Warnings that banking reform could impact recovery
A leaked PwC report highlights concerns that government plans to reform the UK banking system may lead to a double-dip recession.
The report suggests that the introduction of new banking rules governing capital adequacy and banking liquidity could in fact reduce liquidity in the market place. PwC estimates that the measures could reduce economic growth by 2%, despite forecasts for GDP increases of 1% in 2010 and 2% in 2011, pushing the economy back into recession.
It seems that the report was commissioned by major UK banks including Barclays, HSBC and the Royal Bank of Scotland. It has yet to be completed, but according to Sky News was intended to be circulated in Whitehall after the election.

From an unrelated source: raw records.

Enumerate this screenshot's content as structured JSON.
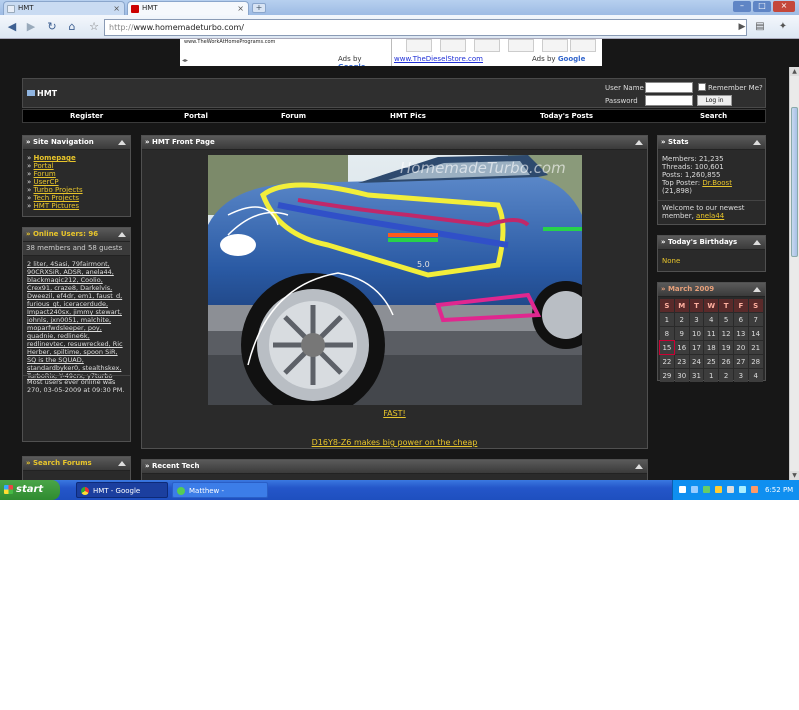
{
  "browser": {
    "tabs": [
      {
        "label": "HMT"
      },
      {
        "label": "HMT"
      }
    ],
    "new_tab": "+",
    "url_scheme": "http://",
    "url_host": "www.homemadeturbo.com/"
  },
  "ads": {
    "ad1_url": "www.TheWorkAtHomePrograms.com",
    "ad1_adsby": "Ads by",
    "ad2_url": "www.TheDieselStore.com",
    "ad2_adsby": "Ads by",
    "google": "Google"
  },
  "header": {
    "logo_text": "HMT",
    "username_label": "User Name",
    "password_label": "Password",
    "remember_label": "Remember Me?",
    "login_button": "Log in"
  },
  "nav": {
    "items": [
      "Register",
      "Portal",
      "Forum",
      "HMT Pics",
      "Today's Posts",
      "Search"
    ]
  },
  "site_navigation": {
    "title": "Site Navigation",
    "items": [
      "Homepage",
      "Portal",
      "Forum",
      "UserCP",
      "Turbo Projects",
      "Tech Projects",
      "HMT Pictures"
    ]
  },
  "online": {
    "title": "Online Users: 96",
    "summary": "38 members and 58 guests",
    "users_text": "2 liter, 4Sasi, 79fairmont, 90CRXSiR, ADSR, anela44, blackmagic212, Coolio, Crex91, craze8, Darkelvis, Dweezil, ef4dr, em1, faust_d, furious_gt, iceracerdude, Impact240sx, jimmy stewart, johnls, jxn0051, malchite, moparfwdsleeper, poy, quadnie, redline6k, redlinevtec, resuwrecked, Ric Herber, spiltime, spoon SiR, SQ is the SQUAD, standardbyker0, stealthskex, TurboRix, Y-49crx, y7turbo",
    "record_text": "Most users ever online was 270, 03-05-2009 at 09:30 PM."
  },
  "search_forums": {
    "title": "Search Forums"
  },
  "front_page": {
    "title": "HMT Front Page",
    "watermark": "HomemadeTurbo.com",
    "badge": "5.0",
    "caption1": "FAST!",
    "caption2": "D16Y8-Z6 makes big power on the cheap"
  },
  "recent_tech": {
    "title": "Recent Tech"
  },
  "stats": {
    "title": "Stats",
    "members": "Members: 21,235",
    "threads": "Threads: 100,601",
    "posts": "Posts: 1,260,855",
    "top_poster_prefix": "Top Poster:",
    "top_poster_name": "Dr.Boost",
    "top_poster_count": "(21,898)",
    "welcome_prefix": "Welcome to our newest member,",
    "welcome_name": "anela44"
  },
  "birthdays": {
    "title": "Today's Birthdays",
    "text": "None"
  },
  "calendar": {
    "title": "March 2009",
    "weekdays": [
      "S",
      "M",
      "T",
      "W",
      "T",
      "F",
      "S"
    ],
    "weeks": [
      [
        "1",
        "2",
        "3",
        "4",
        "5",
        "6",
        "7"
      ],
      [
        "8",
        "9",
        "10",
        "11",
        "12",
        "13",
        "14"
      ],
      [
        "15",
        "16",
        "17",
        "18",
        "19",
        "20",
        "21"
      ],
      [
        "22",
        "23",
        "24",
        "25",
        "26",
        "27",
        "28"
      ],
      [
        "29",
        "30",
        "31",
        "1",
        "2",
        "3",
        "4"
      ]
    ],
    "today": "15"
  },
  "taskbar": {
    "start": "start",
    "tasks": [
      "HMT - Google Chrome",
      "Matthew - Conversation"
    ],
    "clock": "6:52 PM"
  },
  "colors": {
    "accent_yellow": "#e8c52b",
    "page_background": "#171717",
    "taskbar_blue": "#2456c9"
  }
}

When questioned about the report last week, Gordon Brown was adamant that reform had to take place. “Businesses are telling me every day that they need a better deal from the banks and the recapitalisation of the banks and a proper system of remuneration … is absolutely crucial to the future of British industry.” He said that countries were working together to make sure that banking reforms had international agreement, adding: “We are taking the right decisions and the messages to the banks is they will have to pay back every single penny they have received from the government.”
Liberal Democrat shadow chancellor Vince Cable was also quick to dismiss bankers’ warnings, arguing: “Given the scale of the bailout the financial sector has received from the taxpayer, this kind of scaremongering from the City is simply whingeing.”